京セラの創業者・稲盛和夫さんは、その『生き方』という本の中で、企業人でありながら、自己の利益よりも他者への利益を優先し、それが回りまわって会社の向上にもなるということを述べている。人生の目的は「利他」による「徳」を積むことで、「人格の形成」が「仕事の目的」だとも言っている。

(稲盛和夫さん)

 稲盛さんは60歳を過ぎてから、仏門に入り、京都市内で托鉢行もやったが、一番感動したのは、貧しい身なりをした年配の清掃人の婦人が、稲盛さんを見かけると、さっとやってきて、稲盛さんの頭陀袋に500円玉を入れていったことだという。稲盛さんは、周囲の見知っているどんな地位の高い、優秀な人たちよりも気高く、崇高であったという感想を述べていた。 

 

 久しく娘の車をガレージに置いたままにしておいたので、バッテリーが上がってしまった。
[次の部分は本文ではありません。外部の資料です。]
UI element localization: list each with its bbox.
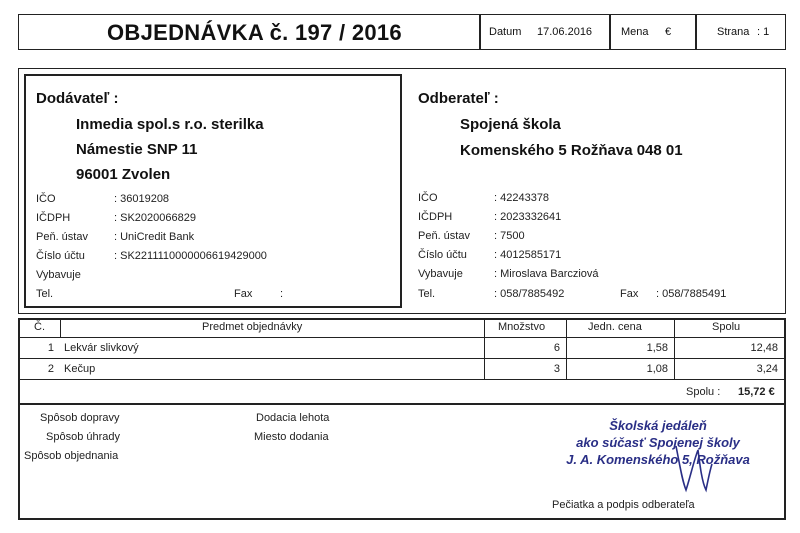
supplier-field-value: : UniCredit Bank: [114, 231, 195, 243]
sum-label: Spolu :: [686, 386, 721, 398]
column-header-item: Predmet objednávky: [202, 321, 303, 333]
row-qty: 6: [553, 342, 560, 354]
supplier-field-label: Vybavuje: [36, 269, 81, 281]
column-header-total: Spolu: [712, 321, 741, 333]
page-value: : 1: [757, 26, 770, 38]
supplier-box: [24, 74, 402, 308]
customer-field-label: IČDPH: [418, 211, 453, 223]
customer-field-label: IČO: [418, 192, 438, 204]
customer-field-label: Číslo účtu: [418, 249, 467, 261]
column-header-no: Č.: [34, 321, 45, 333]
row-unit-price: 1,08: [646, 363, 668, 375]
footer-section: [18, 404, 786, 520]
supplier-field-label: Číslo účtu: [36, 250, 85, 262]
delivery-place-label: Miesto dodania: [254, 431, 329, 443]
customer-field-label: Peň. ústav: [418, 230, 470, 242]
row-item: Kečup: [64, 363, 96, 375]
payment-label: Spôsob úhrady: [46, 431, 120, 443]
customer-field-value: : 42243378: [494, 192, 550, 204]
school-stamp: Školská jedáleň ako súčasť Spojenej školy J. A. Komenského 5, Rožňava: [566, 418, 750, 467]
customer-tel-value: : 058/7885492: [494, 288, 565, 300]
column-header-unit-price: Jedn. cena: [588, 321, 642, 333]
currency-value: €: [665, 26, 672, 38]
supplier-tel-label: Tel.: [36, 288, 54, 300]
signature-scribble: [668, 440, 718, 496]
supplier-field-label: IČO: [36, 193, 56, 205]
date-label: Datum: [489, 26, 522, 38]
supplier-city: 96001 Zvolen: [76, 166, 171, 183]
supplier-field-value: : SK2020066829: [114, 212, 196, 224]
order-method-label: Spôsob objednania: [24, 450, 119, 462]
row-number: 1: [47, 342, 54, 354]
customer-field-value: : 2023332641: [494, 211, 562, 223]
supplier-field-value: : SK2211110000006619429000: [114, 250, 267, 262]
signature-label: Pečiatka a podpis odberateľa: [552, 499, 695, 511]
column-header-qty: Množstvo: [498, 321, 546, 333]
page-label: Strana: [717, 26, 750, 38]
items-table: [18, 318, 786, 404]
customer-field-value: : Miroslava Barcziová: [494, 268, 599, 280]
header-bar: [18, 14, 786, 50]
supplier-field-label: Peň. ústav: [36, 231, 88, 243]
supplier-field-value: : 36019208: [114, 193, 170, 205]
date-value: 17.06.2016: [537, 26, 593, 38]
customer-name: Spojená škola: [460, 116, 561, 133]
supplier-heading: Dodávateľ :: [36, 90, 119, 107]
row-qty: 3: [553, 363, 560, 375]
customer-heading: Odberateľ :: [418, 90, 499, 107]
delivery-term-label: Dodacia lehota: [256, 412, 330, 424]
supplier-name: Inmedia spol.s r.o. sterilka: [76, 116, 264, 133]
supplier-field-label: IČDPH: [36, 212, 71, 224]
customer-field-value: : 7500: [494, 230, 525, 242]
supplier-fax-label: Fax: [234, 288, 253, 300]
customer-street: Komenského 5 Rožňava 048 01: [460, 142, 683, 159]
customer-tel-label: Tel.: [418, 288, 436, 300]
customer-field-label: Vybavuje: [418, 268, 463, 280]
supplier-street: Námestie SNP 11: [76, 141, 198, 158]
row-number: 2: [47, 363, 54, 375]
supplier-fax-value: :: [280, 288, 284, 300]
customer-section: [408, 74, 780, 308]
document-title: OBJEDNÁVKA č. 197 / 2016: [107, 20, 402, 45]
row-total: 12,48: [750, 342, 778, 354]
customer-field-value: : 4012585171: [494, 249, 562, 261]
transport-label: Spôsob dopravy: [40, 412, 120, 424]
row-total: 3,24: [756, 363, 778, 375]
customer-fax-value: : 058/7885491: [656, 288, 727, 300]
row-unit-price: 1,58: [646, 342, 668, 354]
sum-value: 15,72 €: [738, 386, 775, 398]
row-item: Lekvár slivkový: [64, 342, 139, 354]
currency-label: Mena: [621, 26, 649, 38]
customer-fax-label: Fax: [620, 288, 639, 300]
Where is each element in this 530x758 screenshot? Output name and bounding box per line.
私のハイブリット車から娘の車へケーブルをつないでエンジンを駆動させる方法が分からなく、さてどこかで見てもらおうと考え、買った販売店か車検をやってもらっている大手の店かと考えた。でもバッテリー上がり程度なので、近くの自動車整備工場に頼んでみようかと昼頃に出かけてみた。ケチな性分なので、4・5千円で済めばいいなと思っていた。

 

 社長さんに、事情を話し、いくらで出来ますか、というと、「いらねえよ」という返事で、やっていた仕事を中断して、私の車に道具を積み、一緒に家まで来てくれた。娘の車のエンジンはすぐに動くようになった。「でもこのまままじゃまた上がってしまう。3時間ほど充電すれば、大丈夫だ」ということで、今度はその社長さんは「夕方5時ごろ取りに来てくれ」と、娘の車を運転して帰っていった。

 

 私は狭量な性格なので、タダで見てもらった上に、工場まで持って帰って充電までしてくれるということに、有難くもあり、どうお礼をしたらよいか、と複雑な気持ちになってしまった。突然訪ねて行って、忙しいのに時間と手間を取らせてしまったわけである。

(バッテリー上がりを直してもらった自動車整備工場と社長さん。後ろ姿)

 

 5時に行って社長さんに「おいくらですか」と、やはりお金を払う旨を言ったら、「いらねえよ、金なんかもらったら、また見てやれなくなっちゃうじゃないか」という返事だった。「あー」という感情が私の心の中で響いていた。恥ずかしくもあり、有難くもあった。金より情を知らされた。稲盛さんの本のままである。「金」本位の社会に慣らされた私にとって、大げさに言うと、市井の崇高さが身に染みる思いだった。

 

 ときどき歴史の講演を頼まれたりして人前で話したりすると、終わった後に「勉強になりました」などとお褒めの言葉をもらい、いい気分になって帰ってきたりする。エラくなったような気分である。

 

 過ぎ去った過去など研究してどれほどの意味があるのだろうか、と思う。社会教育になっても、また資料保存や文化財保護につながっても、たかだかそれだけのことである。本質は面白いからやっているのであり、いつも「利己」である。社長さんのようになれないのである。志の低い人間である。